LA TREGUA
Sintió miedo, los 62 kilos que protegían su espíritu temblaban ajenos al pudor que le producía ese movimiento incontrolado de su cuerpo. Estaba esperando el informe médico.
Mientras lo hacía miró hacia atrás. Siempre había sido una persona sana, incluso demasiado. Era apenas una niña cuando en el colegio los mismos maestros bromeaban sobre su salud de hierro. Mientras sus compañeras faltaban una y otra vez por catarros, indigestiones y demás dolencias sin importancia, ella jamás padeció un resfriado tan fuerte como para impedir su asistencia a clase.
Después cuando llegó el momento del desarrollo, muchas de sus amigas comenzaron a quejarse de un mal que las acompañaría una vez al mes durante muchos años de su vida, más como una maldición que como algo tan natural como lo había sido siempre para ella.
Ni siquiera durante los embarazos sintió más allá de las molestias normales, apenas durante las primeras semanas. Crio a sus hijos, trabajó dentro y fuera de casa, fue haciéndose mayor sin apenas darse cuenta, teniendo como única referencia a esos dos cachorros, como acostumbraba a llamar a sus vástagos, que crecían tanto y a tal velocidad que el tiempo dejó de medirse en años, para hacerlo en centímetros.
Después le llegó la menopausia, pronto pero rápida. Apenas unos sofocos sin importancia los primeros meses y ya.
Por eso cuando sintió bajo sus dedos algo del tamaño de un garbanzo incrustado en su piel, el último frío de Marzo se instaló en sus entrañas y desde entonces se negó a abandonarlas. Por eso temblaba ese día y por eso no podía controlar su temblor.
-Isabel Martínez pase por favor–. La enfermera que la llamaba sonreía desde la puerta.
Se dirigió a la consulta como quien es llevado al patíbulo. Sabía el resultado antes de saberlo. Su intuición no le había fallado nunca y sabía que ahora tampoco lo haría. Por eso, cuando el médico confirmó sus peores temores, casi respiró tranquila.
Cáncer. La temida palabra se llenó de contenido. Había imaginado ese momento mil veces desde que se hizo las pruebas y siempre creyó que cuando el médico le confirmase sus temores, una losa de dimensiones infinitas la aplastaría definitivamente. Pero contra todo pronóstico no ocurrió nada de eso.
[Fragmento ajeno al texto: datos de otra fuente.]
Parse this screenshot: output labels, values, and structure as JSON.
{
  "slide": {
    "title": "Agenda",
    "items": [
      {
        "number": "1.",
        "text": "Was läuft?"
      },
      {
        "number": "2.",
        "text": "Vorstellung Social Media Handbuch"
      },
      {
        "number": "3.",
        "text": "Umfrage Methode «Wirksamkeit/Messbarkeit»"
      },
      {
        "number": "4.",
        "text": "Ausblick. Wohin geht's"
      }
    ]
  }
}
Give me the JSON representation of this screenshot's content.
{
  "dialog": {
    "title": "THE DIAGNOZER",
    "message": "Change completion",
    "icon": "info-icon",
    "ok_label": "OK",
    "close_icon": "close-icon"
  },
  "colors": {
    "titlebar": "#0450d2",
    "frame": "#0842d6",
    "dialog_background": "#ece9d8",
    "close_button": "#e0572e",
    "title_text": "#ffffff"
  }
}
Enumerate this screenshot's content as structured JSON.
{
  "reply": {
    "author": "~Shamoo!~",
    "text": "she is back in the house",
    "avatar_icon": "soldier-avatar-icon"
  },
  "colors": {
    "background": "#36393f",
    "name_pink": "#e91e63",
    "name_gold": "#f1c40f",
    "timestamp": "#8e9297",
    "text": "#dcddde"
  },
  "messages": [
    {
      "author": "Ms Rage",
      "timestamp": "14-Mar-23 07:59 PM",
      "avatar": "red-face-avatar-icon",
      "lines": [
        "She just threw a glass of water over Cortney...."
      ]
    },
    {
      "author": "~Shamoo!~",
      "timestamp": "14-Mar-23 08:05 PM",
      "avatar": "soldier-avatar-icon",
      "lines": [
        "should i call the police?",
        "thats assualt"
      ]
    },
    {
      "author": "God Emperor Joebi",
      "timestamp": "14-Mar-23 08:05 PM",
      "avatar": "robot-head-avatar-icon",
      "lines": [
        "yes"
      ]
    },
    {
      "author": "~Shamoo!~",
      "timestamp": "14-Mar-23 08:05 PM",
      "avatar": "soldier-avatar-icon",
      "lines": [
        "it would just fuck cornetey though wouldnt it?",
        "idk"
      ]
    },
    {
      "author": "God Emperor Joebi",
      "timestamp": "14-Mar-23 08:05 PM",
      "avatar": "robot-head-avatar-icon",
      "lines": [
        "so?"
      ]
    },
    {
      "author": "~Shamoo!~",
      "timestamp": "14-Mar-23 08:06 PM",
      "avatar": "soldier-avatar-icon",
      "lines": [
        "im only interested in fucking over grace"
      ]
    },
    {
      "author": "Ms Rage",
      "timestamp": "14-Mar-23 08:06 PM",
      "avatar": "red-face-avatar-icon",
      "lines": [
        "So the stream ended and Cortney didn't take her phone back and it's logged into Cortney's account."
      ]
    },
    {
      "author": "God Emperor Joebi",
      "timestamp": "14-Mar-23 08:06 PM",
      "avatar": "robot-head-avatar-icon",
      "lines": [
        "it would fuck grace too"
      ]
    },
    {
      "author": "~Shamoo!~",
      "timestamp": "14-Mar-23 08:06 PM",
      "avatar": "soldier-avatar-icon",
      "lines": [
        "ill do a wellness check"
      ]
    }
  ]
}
Su primer pensamiento fue para Juan y sus hijos ¿Cómo se lo diría para que no se preocupasen?, no les había dicho nada hasta ahora por si acaso en esta ocasión su intuición fallaba, ¿para qué preocuparlos antes de tiempo? A su madre tenía claro que ni se lo había dicho, ni se lo iba a decir. Estaba ya muy mayor y no necesitaba cargar con más dolores de los que ya arrastraba.
Solo con su amiga de siempre había sido capaz de sincerarse, entre otras cosas porque esa misma tarde en que el mundo se cayó sobre ella, Luisa lo notó. Fue la única en comprobar que sus ojos estaban cubiertos por una fina tela gris, tenebrosa y de mal agüero. Solo con ella lloró, solo a ella le pidió que no la dejara morirse, solo a ella le prometió hacer todo lo que aún no había hecho si Dios, aunque había llegado a creer que Dios había desaparecido o que sencillamente ni estaba, o la vida, o quien fuese, le daba una tregua. Solo con ella había dejado salir los estertores de ese pánico que amenazaba con ahogarla; de ese miedo con mayúsculas que la habitaba sin piedad, solo con ella había permitido que se le desmoronara el alma.
Escuchaba al médico y de pronto decidió aferrarse a esas palabras de esperanza como si fueran las únicas. Se iba a curar. Ella pertenecería al porcentaje de los que son cogidos a tiempo. Cuanto antes empezaran mejor.
Salió de la consulta sin temblar por primera vez en los veintiún días que habían transcurrido desde que ese absurdo y diminuto bulto le había puesto la vida bocabajo.
Miró hacia arriba y comprobó que el cielo seguía siendo azul y que de pronto el sol calentaba con todo el vigor de la primavera. El frío se había ido, ella estaba viva y haría lo imposible por seguir estándolo. Aceleró el paso y sonrió a su alrededor con la firmeza del que posee una certeza imparable.